Exploring the Power of Kendryte K210 for Handwritten Digit Recognition with MicroPython

Today we explore the impressive performance of Kendryte K210 and MicroPython in image segmentation and recognition tasks. The K210 delivers impressive speeds, hitting around 10 fps (without a attached display) and 2-3 fps with a display on the MNIST digit recognition task, running from a smaller than credit size board. The code accompanying this article leverages the K210 to seamlessly segment images captured by the camera, identify individual digits, and redraw them on the display. The K210 boards are strong competitors to the popular OpenMV boards, offering similar capabilities at a much lower cost.

The Kendryte K210 performing segmentation and inference
The handwritten digits image used as input
Here is the link to the code and instructions on using it:
https://github.com/code2k13/maix_dock_mnist

The Hardware

If you have been following my work, you must have noticed that in the past few months I have been conducting experiments on running TinyML on the RP2040 microcontroller. From implementing Markov chains, SVC-based classifiers, dense neural networks and Convolutional Neural Networks, I have explored a variety of things.

A common feature in all these experiments was my choice of microcontroller, the RP2040, which lacks specialized support for accelerated neural network execution. This led me to seek low-cost alternatives. I discovered a range of boards from Sipeed, including the Maix Dock, featuring the Kendryte K210 based neural network accelerator. Initially skeptical, I decided to order a board called the ‘Maix M1 Dock’, which I found to be an excellent value.
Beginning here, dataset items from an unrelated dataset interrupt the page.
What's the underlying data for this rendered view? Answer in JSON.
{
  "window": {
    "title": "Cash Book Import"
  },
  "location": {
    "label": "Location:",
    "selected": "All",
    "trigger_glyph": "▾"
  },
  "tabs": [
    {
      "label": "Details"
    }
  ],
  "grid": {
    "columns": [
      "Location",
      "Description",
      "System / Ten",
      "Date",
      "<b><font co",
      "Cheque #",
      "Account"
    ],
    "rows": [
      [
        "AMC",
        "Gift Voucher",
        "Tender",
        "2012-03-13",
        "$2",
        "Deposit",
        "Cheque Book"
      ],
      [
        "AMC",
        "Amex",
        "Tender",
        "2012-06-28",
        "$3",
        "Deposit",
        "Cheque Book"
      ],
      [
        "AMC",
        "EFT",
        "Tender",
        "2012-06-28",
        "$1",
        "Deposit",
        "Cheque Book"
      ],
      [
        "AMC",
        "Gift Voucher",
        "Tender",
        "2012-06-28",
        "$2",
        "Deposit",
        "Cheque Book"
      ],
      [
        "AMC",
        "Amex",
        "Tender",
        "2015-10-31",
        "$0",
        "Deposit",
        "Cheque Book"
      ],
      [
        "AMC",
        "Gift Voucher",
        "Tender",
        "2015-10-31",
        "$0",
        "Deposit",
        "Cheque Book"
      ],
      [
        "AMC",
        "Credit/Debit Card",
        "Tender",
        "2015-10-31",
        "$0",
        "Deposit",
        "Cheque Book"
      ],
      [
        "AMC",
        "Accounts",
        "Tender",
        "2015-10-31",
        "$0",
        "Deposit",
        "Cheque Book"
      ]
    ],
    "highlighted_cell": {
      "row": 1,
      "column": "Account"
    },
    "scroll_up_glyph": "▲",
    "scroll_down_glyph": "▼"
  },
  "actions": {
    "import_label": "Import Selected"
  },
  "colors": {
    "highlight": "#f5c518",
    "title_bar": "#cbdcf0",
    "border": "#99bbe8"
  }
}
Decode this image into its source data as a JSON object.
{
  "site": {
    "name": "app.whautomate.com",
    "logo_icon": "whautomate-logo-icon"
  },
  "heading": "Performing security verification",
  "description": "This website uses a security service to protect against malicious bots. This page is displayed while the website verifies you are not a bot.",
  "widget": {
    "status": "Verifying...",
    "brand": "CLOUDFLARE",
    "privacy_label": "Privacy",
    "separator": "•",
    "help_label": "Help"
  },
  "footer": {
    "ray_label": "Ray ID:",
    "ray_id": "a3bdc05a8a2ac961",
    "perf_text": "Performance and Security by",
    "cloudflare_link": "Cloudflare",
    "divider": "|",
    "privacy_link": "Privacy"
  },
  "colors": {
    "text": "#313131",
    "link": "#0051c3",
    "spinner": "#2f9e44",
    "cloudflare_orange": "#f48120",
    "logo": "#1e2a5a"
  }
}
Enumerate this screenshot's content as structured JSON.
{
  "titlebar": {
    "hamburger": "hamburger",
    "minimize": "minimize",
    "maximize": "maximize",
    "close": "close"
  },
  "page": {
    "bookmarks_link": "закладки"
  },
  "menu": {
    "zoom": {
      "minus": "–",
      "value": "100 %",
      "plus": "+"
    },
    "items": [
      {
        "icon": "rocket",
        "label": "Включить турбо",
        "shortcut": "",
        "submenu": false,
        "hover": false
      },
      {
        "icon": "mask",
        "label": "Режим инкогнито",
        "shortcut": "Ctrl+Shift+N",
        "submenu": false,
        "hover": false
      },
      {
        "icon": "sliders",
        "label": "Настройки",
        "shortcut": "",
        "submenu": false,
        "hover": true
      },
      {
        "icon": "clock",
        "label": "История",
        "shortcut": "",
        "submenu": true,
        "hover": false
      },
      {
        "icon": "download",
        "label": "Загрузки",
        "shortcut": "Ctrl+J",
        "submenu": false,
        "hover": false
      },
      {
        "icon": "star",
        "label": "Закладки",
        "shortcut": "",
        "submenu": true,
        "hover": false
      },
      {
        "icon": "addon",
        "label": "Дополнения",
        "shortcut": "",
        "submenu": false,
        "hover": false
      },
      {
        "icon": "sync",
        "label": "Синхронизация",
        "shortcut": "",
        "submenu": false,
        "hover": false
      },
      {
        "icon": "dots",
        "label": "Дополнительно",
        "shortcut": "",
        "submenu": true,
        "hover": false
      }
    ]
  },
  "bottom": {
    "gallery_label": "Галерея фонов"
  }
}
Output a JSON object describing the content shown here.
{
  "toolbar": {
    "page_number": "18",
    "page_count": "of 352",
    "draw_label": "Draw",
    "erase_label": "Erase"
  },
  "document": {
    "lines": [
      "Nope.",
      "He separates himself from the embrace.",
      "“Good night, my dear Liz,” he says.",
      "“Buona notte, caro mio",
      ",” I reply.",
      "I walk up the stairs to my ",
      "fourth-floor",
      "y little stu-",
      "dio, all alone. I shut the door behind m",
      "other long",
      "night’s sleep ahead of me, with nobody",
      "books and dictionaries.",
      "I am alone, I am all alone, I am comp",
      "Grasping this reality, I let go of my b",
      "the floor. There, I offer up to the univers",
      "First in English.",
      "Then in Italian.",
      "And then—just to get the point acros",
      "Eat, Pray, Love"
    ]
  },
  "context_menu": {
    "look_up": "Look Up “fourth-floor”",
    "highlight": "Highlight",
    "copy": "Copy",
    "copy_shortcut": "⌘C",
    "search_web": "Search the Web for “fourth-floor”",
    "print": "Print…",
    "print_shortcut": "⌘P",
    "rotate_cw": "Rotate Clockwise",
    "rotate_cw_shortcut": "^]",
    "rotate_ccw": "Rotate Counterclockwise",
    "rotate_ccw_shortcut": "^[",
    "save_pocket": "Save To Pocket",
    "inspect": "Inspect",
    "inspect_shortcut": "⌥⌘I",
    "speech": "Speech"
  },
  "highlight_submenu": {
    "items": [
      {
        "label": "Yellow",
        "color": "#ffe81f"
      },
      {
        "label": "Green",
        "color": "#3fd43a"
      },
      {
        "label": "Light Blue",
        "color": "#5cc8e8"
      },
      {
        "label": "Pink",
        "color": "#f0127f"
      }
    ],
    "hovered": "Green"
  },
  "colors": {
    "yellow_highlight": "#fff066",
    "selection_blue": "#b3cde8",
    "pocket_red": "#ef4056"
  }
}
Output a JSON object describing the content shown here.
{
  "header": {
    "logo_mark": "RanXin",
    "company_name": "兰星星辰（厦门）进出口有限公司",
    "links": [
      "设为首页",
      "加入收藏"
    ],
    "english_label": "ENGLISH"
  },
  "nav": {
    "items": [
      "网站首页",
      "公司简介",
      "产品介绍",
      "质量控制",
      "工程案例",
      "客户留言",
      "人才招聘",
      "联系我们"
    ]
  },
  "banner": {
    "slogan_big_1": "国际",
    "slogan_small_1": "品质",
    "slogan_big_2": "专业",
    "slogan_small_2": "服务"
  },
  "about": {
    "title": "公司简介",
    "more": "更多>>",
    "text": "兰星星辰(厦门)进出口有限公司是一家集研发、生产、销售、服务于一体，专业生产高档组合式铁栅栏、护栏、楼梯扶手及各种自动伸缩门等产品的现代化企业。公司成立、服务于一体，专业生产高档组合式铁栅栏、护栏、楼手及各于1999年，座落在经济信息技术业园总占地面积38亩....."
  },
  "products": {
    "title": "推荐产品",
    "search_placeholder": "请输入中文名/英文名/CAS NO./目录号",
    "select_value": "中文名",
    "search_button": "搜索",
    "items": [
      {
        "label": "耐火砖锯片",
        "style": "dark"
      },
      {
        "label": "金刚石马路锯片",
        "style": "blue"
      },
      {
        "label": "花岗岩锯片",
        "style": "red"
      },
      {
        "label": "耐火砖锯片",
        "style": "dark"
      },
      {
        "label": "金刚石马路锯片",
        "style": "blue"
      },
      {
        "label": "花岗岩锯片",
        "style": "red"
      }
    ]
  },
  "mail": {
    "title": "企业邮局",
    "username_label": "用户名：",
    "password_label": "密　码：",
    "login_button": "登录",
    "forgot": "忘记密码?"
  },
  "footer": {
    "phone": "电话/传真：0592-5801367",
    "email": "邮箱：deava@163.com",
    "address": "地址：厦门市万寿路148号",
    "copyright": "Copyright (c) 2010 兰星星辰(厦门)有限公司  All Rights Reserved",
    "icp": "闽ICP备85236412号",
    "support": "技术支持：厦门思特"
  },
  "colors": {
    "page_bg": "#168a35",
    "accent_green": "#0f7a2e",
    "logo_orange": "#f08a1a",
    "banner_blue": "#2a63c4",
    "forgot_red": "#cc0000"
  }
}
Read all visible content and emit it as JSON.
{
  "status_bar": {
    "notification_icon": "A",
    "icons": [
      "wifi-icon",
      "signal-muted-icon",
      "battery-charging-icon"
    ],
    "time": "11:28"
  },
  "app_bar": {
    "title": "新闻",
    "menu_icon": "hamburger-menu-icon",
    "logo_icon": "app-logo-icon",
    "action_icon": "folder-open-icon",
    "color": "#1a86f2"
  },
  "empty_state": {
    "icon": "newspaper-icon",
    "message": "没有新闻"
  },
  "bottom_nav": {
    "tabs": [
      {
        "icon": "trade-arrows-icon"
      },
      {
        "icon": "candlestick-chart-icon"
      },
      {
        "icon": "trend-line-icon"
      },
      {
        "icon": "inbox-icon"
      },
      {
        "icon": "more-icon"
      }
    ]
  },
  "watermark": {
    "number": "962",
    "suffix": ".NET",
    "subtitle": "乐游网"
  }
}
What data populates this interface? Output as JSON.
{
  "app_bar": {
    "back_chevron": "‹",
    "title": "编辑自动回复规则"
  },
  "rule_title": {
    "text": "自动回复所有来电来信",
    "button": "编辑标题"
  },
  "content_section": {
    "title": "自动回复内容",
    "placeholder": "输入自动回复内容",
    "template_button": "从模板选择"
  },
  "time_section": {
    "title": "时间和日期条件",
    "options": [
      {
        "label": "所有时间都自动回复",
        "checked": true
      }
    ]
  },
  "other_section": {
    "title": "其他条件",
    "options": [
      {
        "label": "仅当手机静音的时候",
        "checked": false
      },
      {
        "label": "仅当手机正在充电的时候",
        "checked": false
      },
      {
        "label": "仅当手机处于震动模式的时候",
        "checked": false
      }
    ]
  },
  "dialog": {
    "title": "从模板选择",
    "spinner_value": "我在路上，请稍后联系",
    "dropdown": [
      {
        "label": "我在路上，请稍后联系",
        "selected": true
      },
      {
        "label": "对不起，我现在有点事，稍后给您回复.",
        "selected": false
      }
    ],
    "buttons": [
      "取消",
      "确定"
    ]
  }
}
The board comes with a camera and a 2.4-inch LCD for around USD 40 (in India), presenting a more affordable option compared to OpenMV boards. Whats more, these boards like the OpenMV come with a version of micropython called “MaixPy“, which has plethora of image processing functions. A tool called “nncase“ makes it possible to convert TFlite micro models to a format understood by the K210. The K210 is able to execute these models natively and fast.

Maix Doc M1

The Software

The MaixPy IDE showing results

While documentation for these boards exists, it could benefit from better organization. With some assistance from Google, I managed to upload the latest firmware and a converted MNIST classification model using the kflash-gui tool . Then I installed the MaixPy IDE on my PC.

One issue I encountered with the MaixPy IDE was that the “Frame Buffer” view did not display images captured by “sensor.snapshot()”. With guidance from OpenMV’s site, I was able to get it working in the “Serial Terminal” window using “print(img2.compressed_for_ide())”.

The MaixPy IDE is essentially a clone of the OpenMV IDE, which I find to be well-designed. For instance, it allows me to experimentally determine the optimal threshold values for blob detection.

The Threshold Editor Window

Once everything was set up, experimenting with the board was enjoyable. I was impressed by the performance of the Kendryte K210. Image classification using the RP2040 with a basic Convolutional Neural Network takes around 3-4 seconds per image. However, the K210 operates on a different level entirely, comfortably running the Micropython code at around 3-4 frames per second (fps), when connected to serial terminal for display (its twice as fast when a display is not connected). Remember, the code isn’t just performing classification. It handles multiple tasks such as:

  • Capturing an image using the sensor and inverting its colors.
  • Detecting blobs in the captured image and extracting the region of interest (tile) for each detected blob.
  • Resizing each tile and running it through the AI model to get a prediction.
  • Displaying the processed tiles and predictions on the screen in a grid.

Conclusion

In conclusion, the Kendryte K210, with its affordability and powerful performance, offers a compelling option for TinyML projects. Despite some initial setup challenges, the board’s ability to handle complex tasks at impressive speeds makes it a valuable tool for hobbyists and professionals alike. Future explorations could focus on further optimizing performance and expanding the range of applications for the K210.